The rivers round about;"

and that they sang; then they proceeded in like manner:

"And in remembrance of Sion,

The tears for grief burst out;

We hanged our harps and instruments

The willow-trees upon;

For in that place men for their use

Had planted many a one."

It is probable, indeed, that Judith was so wrapped up in her sister's singing that it did not occur to her to ask herself whether this psalm, too, had not been chosen with some regard to the good preacher's discontent with those in power.
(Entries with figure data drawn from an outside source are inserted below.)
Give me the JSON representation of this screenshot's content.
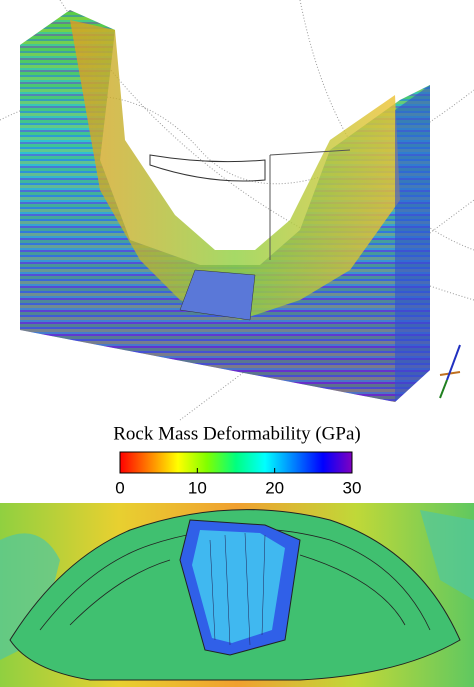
{
  "colorbar": {
    "title": "Rock Mass Deformability (GPa)",
    "lim": [
      0,
      30
    ],
    "ticks": [
      0,
      10,
      20,
      30
    ],
    "colors": [
      "#ff0000",
      "#ff8000",
      "#ffff00",
      "#80ff00",
      "#00ff80",
      "#00ffff",
      "#0080ff",
      "#0000ff",
      "#8000c0"
    ]
  }
}
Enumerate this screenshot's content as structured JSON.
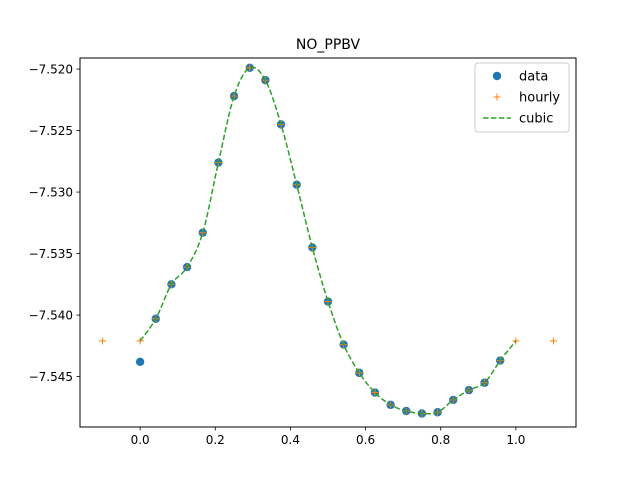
{
  "chart_data": {
    "type": "line",
    "title": "NO_PPBV",
    "xlabel": "",
    "ylabel": "",
    "xlim": [
      -0.16,
      1.16
    ],
    "ylim": [
      -7.5491,
      -7.5191
    ],
    "x_ticks": [
      0.0,
      0.2,
      0.4,
      0.6,
      0.8,
      1.0
    ],
    "x_tick_labels": [
      "0.0",
      "0.2",
      "0.4",
      "0.6",
      "0.8",
      "1.0"
    ],
    "y_ticks": [
      -7.52,
      -7.525,
      -7.53,
      -7.535,
      -7.54,
      -7.545
    ],
    "y_tick_labels": [
      "−7.520",
      "−7.525",
      "−7.530",
      "−7.535",
      "−7.540",
      "−7.545"
    ],
    "grid": false,
    "legend_position": "top-right",
    "series": [
      {
        "name": "data",
        "style": "markers-circle",
        "color": "#1f77b4",
        "x": [
          0.0,
          0.0417,
          0.0833,
          0.125,
          0.1667,
          0.2083,
          0.25,
          0.2917,
          0.3333,
          0.375,
          0.4167,
          0.4583,
          0.5,
          0.5417,
          0.5833,
          0.625,
          0.6667,
          0.7083,
          0.75,
          0.7917,
          0.8333,
          0.875,
          0.9167,
          0.9583
        ],
        "y": [
          -7.5438,
          -7.5403,
          -7.5375,
          -7.5361,
          -7.5333,
          -7.5276,
          -7.5222,
          -7.5199,
          -7.5209,
          -7.5245,
          -7.5294,
          -7.5345,
          -7.5389,
          -7.5424,
          -7.5447,
          -7.5463,
          -7.5473,
          -7.5478,
          -7.548,
          -7.5479,
          -7.5469,
          -7.5461,
          -7.5455,
          -7.5437
        ]
      },
      {
        "name": "hourly",
        "style": "markers-plus",
        "color": "#ff7f0e",
        "x": [
          -0.1,
          0.0,
          0.0417,
          0.0833,
          0.125,
          0.1667,
          0.2083,
          0.25,
          0.2917,
          0.3333,
          0.375,
          0.4167,
          0.4583,
          0.5,
          0.5417,
          0.5833,
          0.625,
          0.6667,
          0.7083,
          0.75,
          0.7917,
          0.8333,
          0.875,
          0.9167,
          0.9583,
          1.0,
          1.1
        ],
        "y": [
          -7.5421,
          -7.5421,
          -7.5403,
          -7.5375,
          -7.5361,
          -7.5333,
          -7.5276,
          -7.5222,
          -7.5199,
          -7.5209,
          -7.5245,
          -7.5294,
          -7.5345,
          -7.5389,
          -7.5424,
          -7.5447,
          -7.5463,
          -7.5473,
          -7.5478,
          -7.548,
          -7.5479,
          -7.5469,
          -7.5461,
          -7.5455,
          -7.5437,
          -7.5421,
          -7.5421
        ]
      },
      {
        "name": "cubic",
        "style": "dashed-line",
        "color": "#2ca02c",
        "x": [
          0.0,
          0.0417,
          0.0833,
          0.125,
          0.1667,
          0.2083,
          0.25,
          0.2917,
          0.3333,
          0.375,
          0.4167,
          0.4583,
          0.5,
          0.5417,
          0.5833,
          0.625,
          0.6667,
          0.7083,
          0.75,
          0.7917,
          0.8333,
          0.875,
          0.9167,
          0.9583,
          1.0
        ],
        "y": [
          -7.5421,
          -7.5403,
          -7.5375,
          -7.5361,
          -7.5333,
          -7.5276,
          -7.5222,
          -7.5199,
          -7.5209,
          -7.5245,
          -7.5294,
          -7.5345,
          -7.5389,
          -7.5424,
          -7.5447,
          -7.5463,
          -7.5473,
          -7.5478,
          -7.548,
          -7.5479,
          -7.5469,
          -7.5461,
          -7.5455,
          -7.5437,
          -7.5421
        ]
      }
    ]
  }
}
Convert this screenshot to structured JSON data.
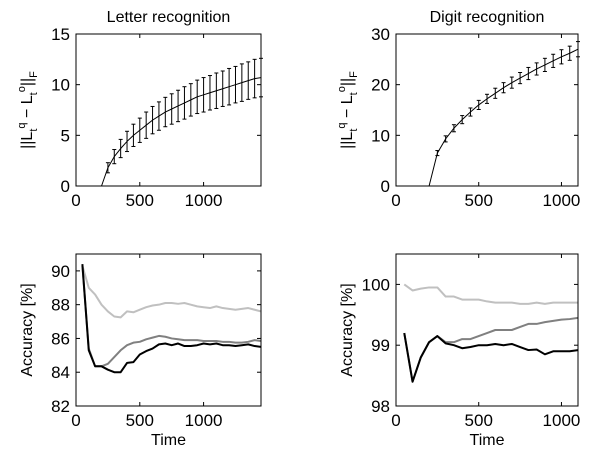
{
  "chart_data": [
    {
      "type": "line",
      "title": "Letter recognition",
      "xlabel": "",
      "ylabel": "||L_t^q − L_t^o||_F",
      "xlim": [
        0,
        1450
      ],
      "ylim": [
        0,
        15
      ],
      "xticks": [
        0,
        500,
        1000
      ],
      "yticks": [
        0,
        5,
        10,
        15
      ],
      "grid": false,
      "series": [
        {
          "style": "black-line-with-error-bars",
          "x": [
            0,
            200,
            250,
            300,
            350,
            400,
            450,
            500,
            550,
            600,
            650,
            700,
            750,
            800,
            850,
            900,
            950,
            1000,
            1050,
            1100,
            1150,
            1200,
            1250,
            1300,
            1350,
            1400,
            1450
          ],
          "y": [
            0,
            0,
            1.8,
            2.9,
            3.7,
            4.4,
            5.0,
            5.5,
            6.0,
            6.5,
            6.9,
            7.3,
            7.6,
            7.9,
            8.2,
            8.5,
            8.8,
            9.0,
            9.2,
            9.4,
            9.6,
            9.8,
            10.0,
            10.2,
            10.4,
            10.6,
            10.7
          ],
          "err": [
            0,
            0,
            0.5,
            0.7,
            0.9,
            1.0,
            1.1,
            1.2,
            1.3,
            1.35,
            1.4,
            1.45,
            1.5,
            1.55,
            1.6,
            1.6,
            1.65,
            1.7,
            1.7,
            1.75,
            1.75,
            1.8,
            1.8,
            1.85,
            1.85,
            1.9,
            1.9
          ]
        }
      ]
    },
    {
      "type": "line",
      "title": "Digit recognition",
      "xlabel": "",
      "ylabel": "||L_t^q − L_t^o||_F",
      "xlim": [
        0,
        1100
      ],
      "ylim": [
        0,
        30
      ],
      "xticks": [
        0,
        500,
        1000
      ],
      "yticks": [
        0,
        10,
        20,
        30
      ],
      "grid": false,
      "series": [
        {
          "style": "black-line-with-error-bars",
          "x": [
            0,
            200,
            250,
            300,
            350,
            400,
            450,
            500,
            550,
            600,
            650,
            700,
            750,
            800,
            850,
            900,
            950,
            1000,
            1050,
            1100
          ],
          "y": [
            0,
            0,
            6.5,
            9.3,
            11.4,
            13.1,
            14.6,
            16.0,
            17.2,
            18.3,
            19.4,
            20.4,
            21.3,
            22.2,
            23.1,
            23.9,
            24.7,
            25.5,
            26.2,
            27.0
          ],
          "err": [
            0,
            0,
            0.5,
            0.6,
            0.7,
            0.8,
            0.8,
            0.9,
            0.9,
            1.0,
            1.0,
            1.1,
            1.1,
            1.2,
            1.2,
            1.3,
            1.3,
            1.4,
            1.4,
            1.5
          ]
        }
      ]
    },
    {
      "type": "line",
      "title": "",
      "xlabel": "Time",
      "ylabel": "Accuracy [%]",
      "xlim": [
        0,
        1450
      ],
      "ylim": [
        82,
        91
      ],
      "xticks": [
        0,
        500,
        1000
      ],
      "yticks": [
        82,
        84,
        86,
        88,
        90
      ],
      "grid": false,
      "series": [
        {
          "color": "#c0c0c0",
          "x": [
            50,
            100,
            150,
            200,
            250,
            300,
            350,
            400,
            450,
            500,
            550,
            600,
            650,
            700,
            750,
            800,
            850,
            900,
            950,
            1000,
            1050,
            1100,
            1150,
            1200,
            1250,
            1300,
            1350,
            1400,
            1450
          ],
          "y": [
            90.3,
            89.0,
            88.6,
            88.0,
            87.6,
            87.3,
            87.25,
            87.6,
            87.55,
            87.7,
            87.85,
            87.95,
            88.0,
            88.1,
            88.1,
            88.05,
            88.1,
            88.0,
            87.9,
            87.85,
            87.8,
            87.9,
            87.8,
            87.75,
            87.7,
            87.75,
            87.8,
            87.7,
            87.6
          ]
        },
        {
          "color": "#808080",
          "x": [
            50,
            100,
            150,
            200,
            250,
            300,
            350,
            400,
            450,
            500,
            550,
            600,
            650,
            700,
            750,
            800,
            850,
            900,
            950,
            1000,
            1050,
            1100,
            1150,
            1200,
            1250,
            1300,
            1350,
            1400,
            1450
          ],
          "y": [
            90.3,
            85.4,
            84.35,
            84.35,
            84.5,
            84.9,
            85.3,
            85.6,
            85.75,
            85.8,
            85.95,
            86.05,
            86.15,
            86.1,
            86.0,
            85.95,
            85.9,
            85.9,
            85.9,
            85.85,
            85.85,
            85.85,
            85.8,
            85.8,
            85.75,
            85.75,
            85.8,
            85.9,
            85.85
          ]
        },
        {
          "color": "#000000",
          "x": [
            50,
            100,
            150,
            200,
            250,
            300,
            350,
            400,
            450,
            500,
            550,
            600,
            650,
            700,
            750,
            800,
            850,
            900,
            950,
            1000,
            1050,
            1100,
            1150,
            1200,
            1250,
            1300,
            1350,
            1400,
            1450
          ],
          "y": [
            90.4,
            85.3,
            84.35,
            84.35,
            84.15,
            84.0,
            84.0,
            84.55,
            84.6,
            85.05,
            85.25,
            85.4,
            85.65,
            85.7,
            85.6,
            85.7,
            85.55,
            85.55,
            85.6,
            85.7,
            85.65,
            85.7,
            85.6,
            85.6,
            85.55,
            85.6,
            85.65,
            85.55,
            85.5
          ]
        }
      ]
    },
    {
      "type": "line",
      "title": "",
      "xlabel": "Time",
      "ylabel": "Accuracy [%]",
      "xlim": [
        0,
        1100
      ],
      "ylim": [
        98,
        100.5
      ],
      "xticks": [
        0,
        500,
        1000
      ],
      "yticks": [
        98,
        99,
        100
      ],
      "grid": false,
      "series": [
        {
          "color": "#c0c0c0",
          "x": [
            50,
            100,
            150,
            200,
            250,
            300,
            350,
            400,
            450,
            500,
            550,
            600,
            650,
            700,
            750,
            800,
            850,
            900,
            950,
            1000,
            1050,
            1100
          ],
          "y": [
            100.0,
            99.9,
            99.93,
            99.95,
            99.95,
            99.8,
            99.8,
            99.75,
            99.75,
            99.75,
            99.72,
            99.7,
            99.7,
            99.7,
            99.68,
            99.68,
            99.7,
            99.68,
            99.7,
            99.7,
            99.7,
            99.7
          ]
        },
        {
          "color": "#808080",
          "x": [
            50,
            100,
            150,
            200,
            250,
            300,
            350,
            400,
            450,
            500,
            550,
            600,
            650,
            700,
            750,
            800,
            850,
            900,
            950,
            1000,
            1050,
            1100
          ],
          "y": [
            99.2,
            98.4,
            98.8,
            99.05,
            99.15,
            99.05,
            99.05,
            99.1,
            99.1,
            99.15,
            99.2,
            99.25,
            99.25,
            99.25,
            99.3,
            99.35,
            99.35,
            99.38,
            99.4,
            99.42,
            99.43,
            99.45
          ]
        },
        {
          "color": "#000000",
          "x": [
            50,
            100,
            150,
            200,
            250,
            300,
            350,
            400,
            450,
            500,
            550,
            600,
            650,
            700,
            750,
            800,
            850,
            900,
            950,
            1000,
            1050,
            1100
          ],
          "y": [
            99.2,
            98.4,
            98.8,
            99.05,
            99.15,
            99.03,
            99.0,
            98.95,
            98.97,
            99.0,
            99.0,
            99.02,
            99.0,
            99.02,
            98.97,
            98.92,
            98.93,
            98.85,
            98.9,
            98.9,
            98.9,
            98.92
          ]
        }
      ]
    }
  ]
}
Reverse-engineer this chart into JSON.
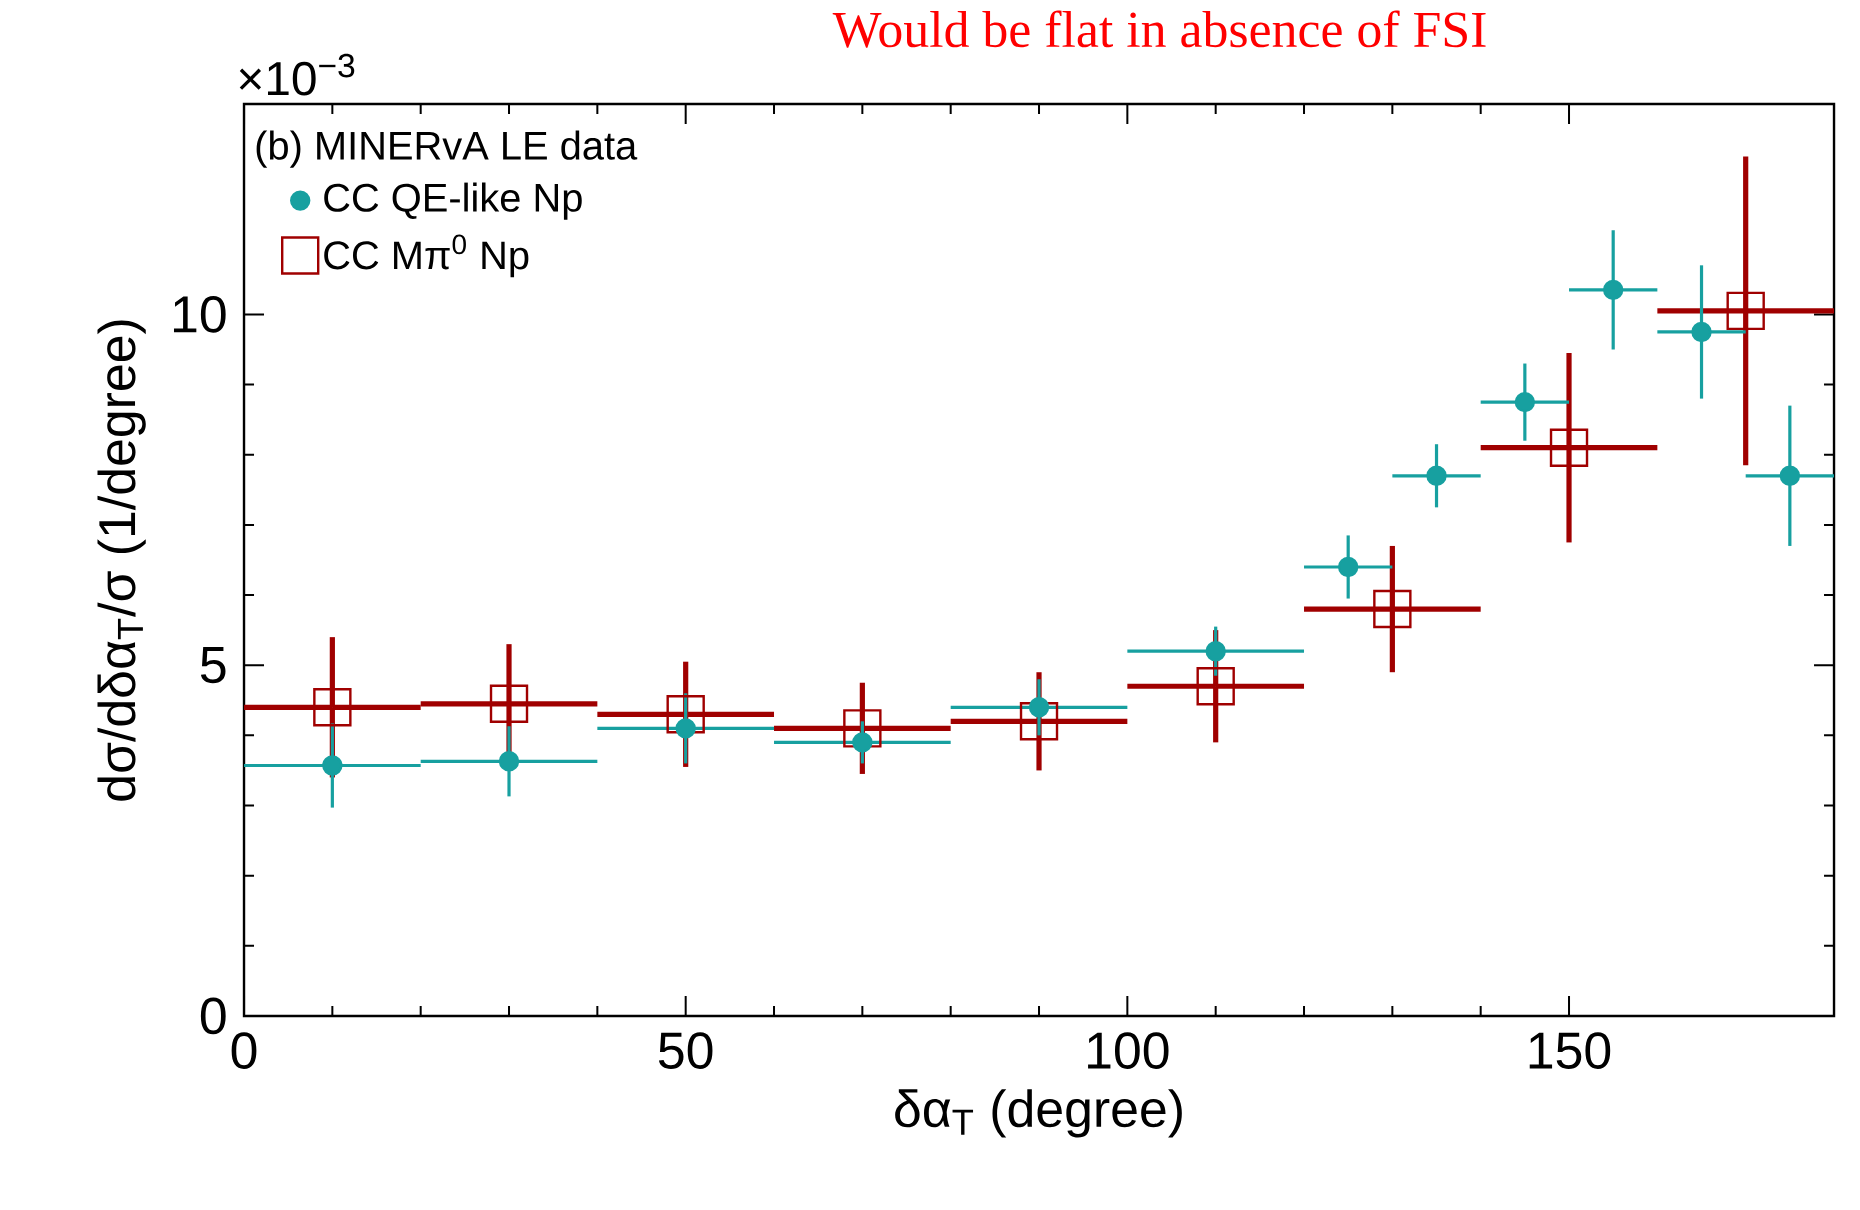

At all events, he read out, and they sang, no further than these two verses:

"Then they to whom we prisoners were,

Said to us tauntingly:

Now let us hear your Hebrew songs

And pleasant melody.

Alas! (said we) who can once frame

His sorrowful heart to sing

The praises of our loving God

Thus under a strange king?

"But yet if I Jerusalem

Out of my heart let slide,

Then let my fingers quite forget

The warbling harp to guide;

And let my tongue within my mouth

Be tied forever fast,

If that I joy before I see

Thy full deliverance past."

Then there was a short and earnest prayer; and, that over, the maids set to work to get forward the supper; and young Willie Hart was called in from the garden—Judith's father being away at Wilmcote on some important business there. In due course of time, supper being finished, and a devout thanksgiving said, Judith was free; and instantly she fled away to her own chamber to don her bravery. It was not vanity (she again said to herself), it was that her father's daughter should show that she knew what was due to him and his standing in the town; and indeed, as she now regarded herself in the little mirror—she wore a half-circle farthingale, and had on one of her smartest ruffs—and when she set on her head of short brown curls this exceedingly pretty hat (it was a gray beaver above, and underneath it was lined with black satin, and all around the rim was a row of hollow brass beads that tinkled like small bells), she was quite well satisfied with her appearance, and that she was fairly entitled to be. Then she went down and summoned her sweetheart Willie, to act as her companion and protector and ally; and together these two passed forth from the house—into the golden clear evening.